Western blot analysis of Phospho-CDC2/CDK1 pThr14 using Phospho-CDC2/CDK1 pThr14 polyclonal antibody (Product # PA5-36736) at a dilution of 1:500. Lane 1: Hela cell lysate treated with UV, Lane 2: Raw264.7 cell lysate treated with UV, Lane 3: PC12 cell lysate treated with UV.
|Tested species reactivity||Human, Mouse, Rat|
|Host / Isotype||Rabbit / IgG|
|Immunogen||Synthetic phosphopeptide derived from human Cdk1/Cdc2 around the phosphorylation site of Threonine 14|
|Purification||Antigen affinity chromatography|
|Storage buffer||PBS, pH 7.2|
|Contains||0.05% sodium azide|
|Storage Conditions||Store at 4°C short term. For long term storage, store at -20°C, avoiding freeze/thaw cycles.|
|Tested Applications||Dilution *|
|Western Blot (WB)||1:500-1:1000|
* Suggested working dilutions are given as a guide only. It is recommended that the user titrate the product for use in their own experiment using appropriate negative and positive controls.
This antibody detects endogenous protein at a molecular weight of 34 kDa.

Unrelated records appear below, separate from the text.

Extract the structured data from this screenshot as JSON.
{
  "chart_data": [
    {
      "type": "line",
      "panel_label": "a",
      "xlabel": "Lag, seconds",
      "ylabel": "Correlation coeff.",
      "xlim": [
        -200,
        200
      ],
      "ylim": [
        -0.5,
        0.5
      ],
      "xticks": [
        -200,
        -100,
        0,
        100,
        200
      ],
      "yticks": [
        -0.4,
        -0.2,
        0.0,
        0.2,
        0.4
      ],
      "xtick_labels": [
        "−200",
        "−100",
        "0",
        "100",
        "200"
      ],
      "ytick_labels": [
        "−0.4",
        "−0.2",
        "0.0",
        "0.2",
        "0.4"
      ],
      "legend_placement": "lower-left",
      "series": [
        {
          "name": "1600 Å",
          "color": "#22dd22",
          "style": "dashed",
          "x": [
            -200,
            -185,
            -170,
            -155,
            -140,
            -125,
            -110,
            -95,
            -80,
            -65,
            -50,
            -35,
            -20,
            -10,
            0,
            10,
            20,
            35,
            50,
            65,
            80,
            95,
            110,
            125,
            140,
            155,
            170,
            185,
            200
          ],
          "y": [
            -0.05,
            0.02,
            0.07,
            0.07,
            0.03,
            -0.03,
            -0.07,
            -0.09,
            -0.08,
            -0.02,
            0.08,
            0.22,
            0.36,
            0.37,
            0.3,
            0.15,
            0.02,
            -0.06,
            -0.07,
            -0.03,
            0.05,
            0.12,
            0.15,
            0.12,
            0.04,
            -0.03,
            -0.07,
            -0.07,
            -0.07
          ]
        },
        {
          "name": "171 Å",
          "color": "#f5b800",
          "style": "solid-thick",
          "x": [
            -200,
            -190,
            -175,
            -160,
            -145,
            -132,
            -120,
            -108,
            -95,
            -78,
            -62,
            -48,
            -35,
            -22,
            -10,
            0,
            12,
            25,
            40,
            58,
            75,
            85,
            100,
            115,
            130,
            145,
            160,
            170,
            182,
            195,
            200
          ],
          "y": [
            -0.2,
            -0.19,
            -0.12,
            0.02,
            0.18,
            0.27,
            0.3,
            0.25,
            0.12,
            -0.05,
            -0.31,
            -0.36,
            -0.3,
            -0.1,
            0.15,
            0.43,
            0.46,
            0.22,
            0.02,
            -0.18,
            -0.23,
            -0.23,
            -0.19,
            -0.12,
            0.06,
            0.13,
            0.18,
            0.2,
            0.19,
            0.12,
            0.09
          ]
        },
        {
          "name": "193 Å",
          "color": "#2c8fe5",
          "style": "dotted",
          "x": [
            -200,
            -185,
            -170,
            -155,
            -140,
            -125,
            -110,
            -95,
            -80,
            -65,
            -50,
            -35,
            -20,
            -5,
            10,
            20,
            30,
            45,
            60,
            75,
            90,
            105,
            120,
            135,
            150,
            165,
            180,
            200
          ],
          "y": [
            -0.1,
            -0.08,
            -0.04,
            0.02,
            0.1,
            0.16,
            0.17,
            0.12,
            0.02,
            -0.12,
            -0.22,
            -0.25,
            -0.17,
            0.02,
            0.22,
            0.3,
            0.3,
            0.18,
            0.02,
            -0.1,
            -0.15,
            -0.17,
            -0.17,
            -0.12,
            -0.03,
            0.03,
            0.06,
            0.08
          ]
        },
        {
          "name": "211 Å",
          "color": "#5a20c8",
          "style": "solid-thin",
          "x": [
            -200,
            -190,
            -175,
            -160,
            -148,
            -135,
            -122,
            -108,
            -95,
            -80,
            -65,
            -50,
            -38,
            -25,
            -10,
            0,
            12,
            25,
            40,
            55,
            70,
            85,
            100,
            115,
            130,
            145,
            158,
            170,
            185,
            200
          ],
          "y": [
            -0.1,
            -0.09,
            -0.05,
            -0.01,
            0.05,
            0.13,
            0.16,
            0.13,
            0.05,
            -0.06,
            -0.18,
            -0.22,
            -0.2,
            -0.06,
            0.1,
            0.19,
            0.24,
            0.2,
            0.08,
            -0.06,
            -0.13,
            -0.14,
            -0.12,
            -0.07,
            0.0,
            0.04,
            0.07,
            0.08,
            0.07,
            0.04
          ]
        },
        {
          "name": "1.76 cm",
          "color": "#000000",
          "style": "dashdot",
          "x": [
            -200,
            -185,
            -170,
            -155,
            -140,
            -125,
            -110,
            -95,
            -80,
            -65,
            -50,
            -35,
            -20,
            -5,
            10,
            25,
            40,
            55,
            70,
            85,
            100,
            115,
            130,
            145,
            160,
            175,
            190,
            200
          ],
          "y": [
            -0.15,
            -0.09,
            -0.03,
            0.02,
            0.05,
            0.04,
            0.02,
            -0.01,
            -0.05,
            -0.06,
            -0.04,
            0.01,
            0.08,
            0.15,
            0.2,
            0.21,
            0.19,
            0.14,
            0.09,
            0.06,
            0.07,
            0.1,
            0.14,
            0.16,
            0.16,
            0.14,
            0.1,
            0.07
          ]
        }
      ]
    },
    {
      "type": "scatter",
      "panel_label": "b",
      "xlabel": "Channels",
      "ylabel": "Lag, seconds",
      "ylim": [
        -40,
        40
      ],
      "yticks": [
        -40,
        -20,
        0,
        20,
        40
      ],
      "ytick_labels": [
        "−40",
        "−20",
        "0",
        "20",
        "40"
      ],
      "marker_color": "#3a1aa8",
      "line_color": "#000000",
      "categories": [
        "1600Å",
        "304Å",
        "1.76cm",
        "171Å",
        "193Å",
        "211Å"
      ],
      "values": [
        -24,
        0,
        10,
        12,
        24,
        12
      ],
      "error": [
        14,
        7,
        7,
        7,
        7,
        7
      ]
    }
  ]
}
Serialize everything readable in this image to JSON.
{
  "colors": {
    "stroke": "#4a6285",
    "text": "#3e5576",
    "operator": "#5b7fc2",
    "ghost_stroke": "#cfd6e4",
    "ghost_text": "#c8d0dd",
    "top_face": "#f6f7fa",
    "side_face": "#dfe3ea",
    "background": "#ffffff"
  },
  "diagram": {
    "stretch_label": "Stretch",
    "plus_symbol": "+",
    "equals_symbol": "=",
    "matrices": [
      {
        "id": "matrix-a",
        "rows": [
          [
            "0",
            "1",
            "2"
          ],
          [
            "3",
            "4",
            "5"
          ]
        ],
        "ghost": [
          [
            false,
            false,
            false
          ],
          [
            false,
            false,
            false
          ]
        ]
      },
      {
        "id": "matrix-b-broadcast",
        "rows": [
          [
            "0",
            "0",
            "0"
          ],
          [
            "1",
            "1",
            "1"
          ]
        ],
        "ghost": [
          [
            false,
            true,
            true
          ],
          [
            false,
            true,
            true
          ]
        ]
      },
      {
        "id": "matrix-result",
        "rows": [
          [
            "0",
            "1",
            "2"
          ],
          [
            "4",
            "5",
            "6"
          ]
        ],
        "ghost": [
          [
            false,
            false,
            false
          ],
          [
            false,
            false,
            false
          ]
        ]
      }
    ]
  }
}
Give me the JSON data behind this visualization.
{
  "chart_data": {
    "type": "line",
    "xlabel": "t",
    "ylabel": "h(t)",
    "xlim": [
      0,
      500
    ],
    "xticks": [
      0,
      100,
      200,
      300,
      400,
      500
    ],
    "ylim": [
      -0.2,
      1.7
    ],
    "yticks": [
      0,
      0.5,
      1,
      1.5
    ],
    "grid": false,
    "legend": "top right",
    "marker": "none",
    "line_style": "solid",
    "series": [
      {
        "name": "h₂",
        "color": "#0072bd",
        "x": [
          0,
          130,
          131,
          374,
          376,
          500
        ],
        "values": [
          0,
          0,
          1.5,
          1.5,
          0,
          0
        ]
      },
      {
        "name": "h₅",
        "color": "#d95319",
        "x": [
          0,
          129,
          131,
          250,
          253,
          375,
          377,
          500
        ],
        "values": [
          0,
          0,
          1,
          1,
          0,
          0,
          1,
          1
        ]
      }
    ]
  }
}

Purity is >95% by SDS-PAGE.
Cdc2, an evolutionarily conserved serine/threonine-specific protein kinase, is essential in the cell cycle transition from G2 to M phase. Cdc2 is regulated by association with B-type cyclins and by reversible phosophorylation. Cyclin B binding facilitates the phosphorylation of Cdc2 p34 on three regulatory sites: threonine 14, tyrosine 15, and threonine 161. In higher eukaryotes, Cdc2 is negatively regulated by phosphorylation of two residues located in the ATP-binding site, Thr 14 and Tyr 15. Cdc2 is positively regulated by the cyclin-dependent phosphorylation of Thr 161. Both phosphorylation and de- phosphorylation at Thr 161 are required for progression through the cell cycle.
For Research Use Only. Not for use in diagnostic procedures. Not for resale without express authorization.